In recent years, the antiviral effects of aspirin to prevent and treat the symptoms of influenza have received more attention, and in addition, the potential of aspirin in the treatment of SARS-CoV-2 infection has been the subject of much discussion. Aspirin acts on host cell signaling, particularly through NF-κB inhibition, and blocks replication of RNA viruses and DNA viruses, exerting its antiviral activity. Aspirin's triple action against COVID-19 appears to work synergistically to: ① inhibit virus-induced activation of NF-κB, dampening cytokine storms, ② antagonize platelet aggregation, relieving hypercoagulability and microthrombosis, and ③ inhibit neutrophil extracellular traps (NETosis), alleviating endothelial damage. The combined antiviral, anti-inflammatory, and antithrombotic effects of this may potentially improve the clinical outcomes of severe COVID-19 infection, although this has yet to be confirmed in large-scale clinical trials.

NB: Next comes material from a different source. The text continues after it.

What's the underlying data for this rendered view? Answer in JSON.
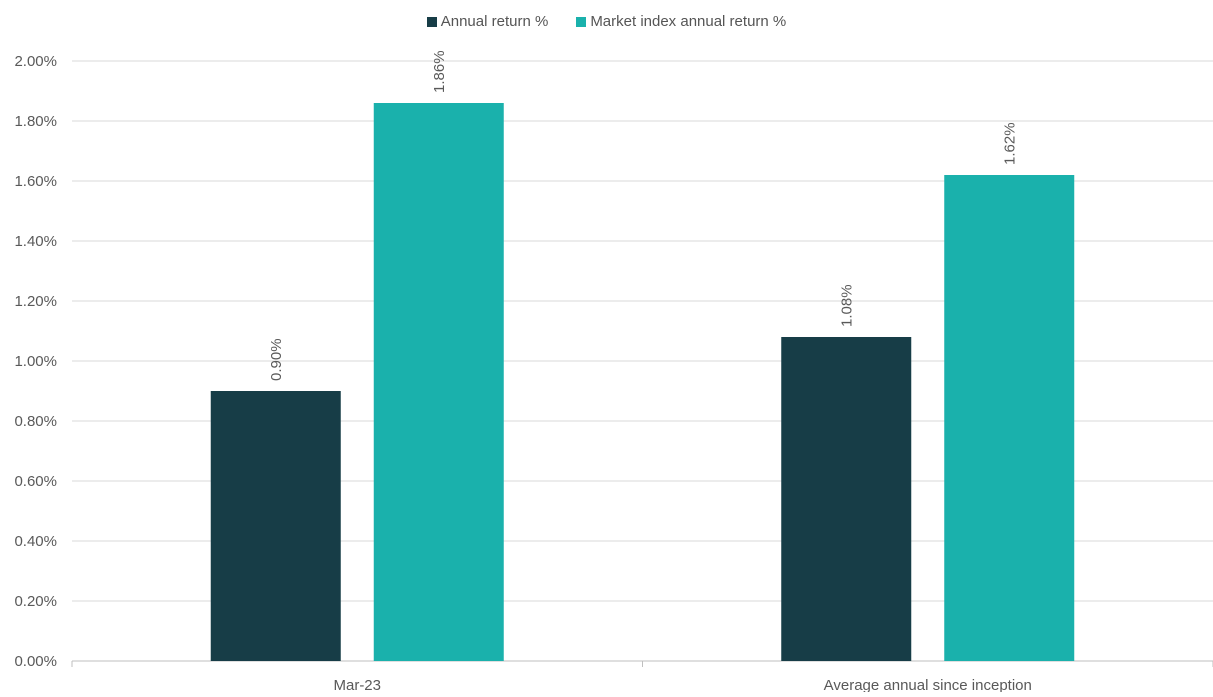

Fig. 1 Host cell response to SARS-CoV-2 and the role of aspirin in SARS-CoV-2 infection. (Werz O.; et al. 2024)

References

Werz O, et al. The 125th anniversary of aspirin-the story continues.Pharmaceuticals, 2024, 17(4): 437.

Breast cancer is the most common malignancy among females worldwide. Over one million women are diagnosed with breast cancer each year, and newer modalities of treatment are required to improve upon current conventional therapies that include chemotherapy, surgery, and radiotherapy, which are associated with marked systemic toxicity and adverse effects. The growing field of nanotechnology has a significant role to play.
Fariha Kanwal et al. review the drug delivery potential of mesoporous silica nanoparticles (MNPs) as a vehicle for aspirin, a drug with documented antiproliferative properties, including the ability to arrest cell cycle progression and induce apoptosis in cancer cells, but which can cause unwanted gastrointestinal irritation. They synthesised aspirin-loaded MNPs coated with polydopamine (PD) and conjugated with folic acid (FA) for enhanced targeting of folate receptors overexpressed on cancer cells (MNP-Asp-PD-PG-F). In vitro, they were able to achieve pH-sensitive drug release and demonstrate markedly enhanced cytotoxicity to MCF-7 breast cancer cells as compared to free aspirin or non-targeted NPs. This FA-decorated, PD-modified nanoparticle platform represents a new targeted strategy for safer and more effective breast cancer treatment.

Fig. 2 Synthesis of aspirin-loaded NPs (MNP-Asp@PD-PG-F), delivery mechanism of NPs, and in-vitro toxicity assays. (Kanwal F.; et al. 2022)

References

Kanwal F, et al. Aspirin repurposing in folate-decorated nanoparticles: another way to target breast cancer. Frontiers in Molecular Biosciences, 2022, 8:788279.